I attended the Exclusive Networks Think Like a CISO event this week and came away with a few thoughts that have been rattling around my cybersecurity head ever since.
One of the strongest themes throughout the day was that attackers are increasingly targeting data itself. Financial theft still matters, of course, but data is often the bigger prize. It can be sold, used for extortion, leveraged for fraud, used to damage reputations or simply held hostage until somebody pays up.
What struck me was how much the conversation has shifted. A few years ago, most security discussions focused on keeping attackers out. Firewalls, perimeter security, segmentation and prevention. All important, all still relevant, but the assumption now seems to be that sooner or later somebody will get in.
The question is no longer simply “How do we stop an attack?” It’s “What happens next?”
That’s where data resilience comes in.
The scale of the challenge is enormous. Cybercrime is projected to cost the global economy more than $10 trillion annually. If cybercrime were treated like an economy, it would sit amongst the largest economies in the world! At the same time, organisations are generating and storing more data than ever before across cloud platforms, SaaS applications, endpoints, personal devices and third-party services.
More data creates more value. Unfortunately, it also creates more opportunities for attackers.
Another point that resonated with me was that security doesn’t stop at the edge of your own organisation anymore. We spend a lot of time assessing and improving our own environments, but how often do we ask the same questions about contractors, suppliers and partners?
Attackers will nearly always look for the easiest route in. Sometimes that’s not through your enterprise-grade security stack. Sometimes it’s through a contractor working from a personal laptop on a home broadband connection.
The discussion around recovery was particularly interesting.
One of the speakers made the point that backups and recovery are not the same thing. That sounds obvious, but I suspect many organisations still treat them as if they are. Having backups is important. Knowing they’re clean, isolated, immutable and recoverable is something else entirely. I’ve seen organisations spend years investing in backup technology without ever fully proving that they can recover under pressure. The uncomfortable reality is that restoring an infected backup, or restoring systems into an environment where the attacker still has access, can put you right back where you started.
A useful analogy used during the event was physical security. If you’ve got a locked gate, would you leave all the doors and windows open? If you’ve locked the doors, would you leave jewellery sitting in plain sight on the kitchen table? Of course not. In the real world, we use layers. Gates, locks, alarms, cameras, safes and hiding places. Yet in cybersecurity we’re sometimes still guilty of believing a single control will save us.
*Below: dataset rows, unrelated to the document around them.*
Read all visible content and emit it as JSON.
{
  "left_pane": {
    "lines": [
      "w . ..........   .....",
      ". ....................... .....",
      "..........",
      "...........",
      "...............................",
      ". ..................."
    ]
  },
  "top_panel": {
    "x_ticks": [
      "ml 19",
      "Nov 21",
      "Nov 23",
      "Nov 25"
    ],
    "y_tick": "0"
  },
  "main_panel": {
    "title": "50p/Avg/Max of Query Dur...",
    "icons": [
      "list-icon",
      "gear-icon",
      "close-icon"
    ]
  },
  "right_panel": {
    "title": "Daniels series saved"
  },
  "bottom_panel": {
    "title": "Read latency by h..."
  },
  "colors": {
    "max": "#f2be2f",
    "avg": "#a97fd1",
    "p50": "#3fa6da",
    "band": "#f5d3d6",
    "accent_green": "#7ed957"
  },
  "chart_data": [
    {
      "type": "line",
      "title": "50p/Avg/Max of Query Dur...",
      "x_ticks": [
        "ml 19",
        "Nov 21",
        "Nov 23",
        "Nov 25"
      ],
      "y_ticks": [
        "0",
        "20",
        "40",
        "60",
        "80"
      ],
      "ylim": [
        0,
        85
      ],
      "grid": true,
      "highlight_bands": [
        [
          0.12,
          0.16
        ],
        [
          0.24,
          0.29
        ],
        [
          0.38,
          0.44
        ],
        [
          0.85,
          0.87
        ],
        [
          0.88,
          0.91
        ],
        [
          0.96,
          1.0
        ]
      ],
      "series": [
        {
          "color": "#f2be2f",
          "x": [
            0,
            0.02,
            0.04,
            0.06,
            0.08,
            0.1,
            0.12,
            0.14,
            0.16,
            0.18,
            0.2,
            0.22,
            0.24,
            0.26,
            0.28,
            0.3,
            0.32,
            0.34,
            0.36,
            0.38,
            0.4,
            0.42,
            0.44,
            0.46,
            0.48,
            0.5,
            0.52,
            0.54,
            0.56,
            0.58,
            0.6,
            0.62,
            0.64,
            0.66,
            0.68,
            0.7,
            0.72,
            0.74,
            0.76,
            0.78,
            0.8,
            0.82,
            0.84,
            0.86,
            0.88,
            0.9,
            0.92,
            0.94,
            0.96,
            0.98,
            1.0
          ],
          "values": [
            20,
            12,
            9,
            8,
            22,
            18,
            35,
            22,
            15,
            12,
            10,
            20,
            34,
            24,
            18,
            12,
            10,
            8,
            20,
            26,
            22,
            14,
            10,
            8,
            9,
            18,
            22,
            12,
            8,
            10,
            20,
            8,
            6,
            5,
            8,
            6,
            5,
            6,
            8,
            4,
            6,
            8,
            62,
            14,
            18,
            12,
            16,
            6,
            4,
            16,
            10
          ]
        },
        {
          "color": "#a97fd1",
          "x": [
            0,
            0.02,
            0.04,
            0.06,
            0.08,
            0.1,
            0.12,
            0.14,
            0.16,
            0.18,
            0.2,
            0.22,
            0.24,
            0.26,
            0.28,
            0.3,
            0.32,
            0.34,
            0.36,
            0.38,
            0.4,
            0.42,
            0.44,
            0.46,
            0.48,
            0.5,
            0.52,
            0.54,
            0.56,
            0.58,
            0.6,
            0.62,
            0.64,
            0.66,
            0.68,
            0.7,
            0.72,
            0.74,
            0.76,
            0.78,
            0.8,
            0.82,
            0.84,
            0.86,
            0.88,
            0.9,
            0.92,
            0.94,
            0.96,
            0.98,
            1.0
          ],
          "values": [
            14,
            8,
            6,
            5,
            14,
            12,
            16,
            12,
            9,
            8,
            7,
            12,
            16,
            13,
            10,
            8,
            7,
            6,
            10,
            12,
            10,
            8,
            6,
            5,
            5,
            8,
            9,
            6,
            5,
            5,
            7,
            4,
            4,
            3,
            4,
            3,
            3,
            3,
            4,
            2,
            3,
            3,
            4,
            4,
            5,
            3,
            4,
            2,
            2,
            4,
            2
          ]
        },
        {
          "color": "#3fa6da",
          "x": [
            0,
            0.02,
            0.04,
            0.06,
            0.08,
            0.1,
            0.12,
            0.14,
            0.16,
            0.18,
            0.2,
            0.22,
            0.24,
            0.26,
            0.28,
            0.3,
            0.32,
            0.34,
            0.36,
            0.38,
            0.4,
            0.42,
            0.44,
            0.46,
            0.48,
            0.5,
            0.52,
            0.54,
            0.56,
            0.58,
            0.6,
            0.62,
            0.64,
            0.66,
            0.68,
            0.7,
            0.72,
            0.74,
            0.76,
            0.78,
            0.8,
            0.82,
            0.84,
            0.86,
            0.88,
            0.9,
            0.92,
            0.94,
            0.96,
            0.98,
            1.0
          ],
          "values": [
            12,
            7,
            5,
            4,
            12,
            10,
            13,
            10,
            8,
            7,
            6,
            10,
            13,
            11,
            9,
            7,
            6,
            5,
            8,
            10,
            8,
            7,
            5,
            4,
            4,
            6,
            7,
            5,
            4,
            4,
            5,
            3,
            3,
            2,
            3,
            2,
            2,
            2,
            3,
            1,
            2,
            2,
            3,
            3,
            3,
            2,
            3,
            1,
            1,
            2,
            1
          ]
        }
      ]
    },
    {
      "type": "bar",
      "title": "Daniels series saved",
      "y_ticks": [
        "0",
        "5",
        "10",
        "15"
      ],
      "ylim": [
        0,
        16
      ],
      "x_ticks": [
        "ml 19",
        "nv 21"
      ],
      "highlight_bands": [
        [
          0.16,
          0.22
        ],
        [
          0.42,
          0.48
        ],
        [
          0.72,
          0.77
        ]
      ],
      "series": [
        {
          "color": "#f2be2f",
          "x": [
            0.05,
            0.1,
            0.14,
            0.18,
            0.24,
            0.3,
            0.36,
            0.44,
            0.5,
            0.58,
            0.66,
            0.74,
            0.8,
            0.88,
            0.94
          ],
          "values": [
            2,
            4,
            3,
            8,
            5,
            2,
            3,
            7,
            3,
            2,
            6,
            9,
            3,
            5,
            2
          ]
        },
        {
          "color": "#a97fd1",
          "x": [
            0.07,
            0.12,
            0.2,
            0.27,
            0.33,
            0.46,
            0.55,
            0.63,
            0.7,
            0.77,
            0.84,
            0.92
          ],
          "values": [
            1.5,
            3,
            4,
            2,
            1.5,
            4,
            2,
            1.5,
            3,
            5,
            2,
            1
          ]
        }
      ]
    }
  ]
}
The same principle applies to data.
The more valuable the asset, the more layers of protection it deserves.
I wanted to provide some actionable questions that could help you look inward after this insight, so here’s 5 questions I think every organisation should ask:
- Which data is most critical?
- Who can access it?
- Can we recover it cleanly?
- Have we tested recovery?
- What is our minimum viable company?
As security leaders, we need to spend less time asking “Could we be attacked?” and more time asking “How quickly could we recover?” Because in today’s threat landscape, resilience isn’t the backup plan – it’s the last line of defence.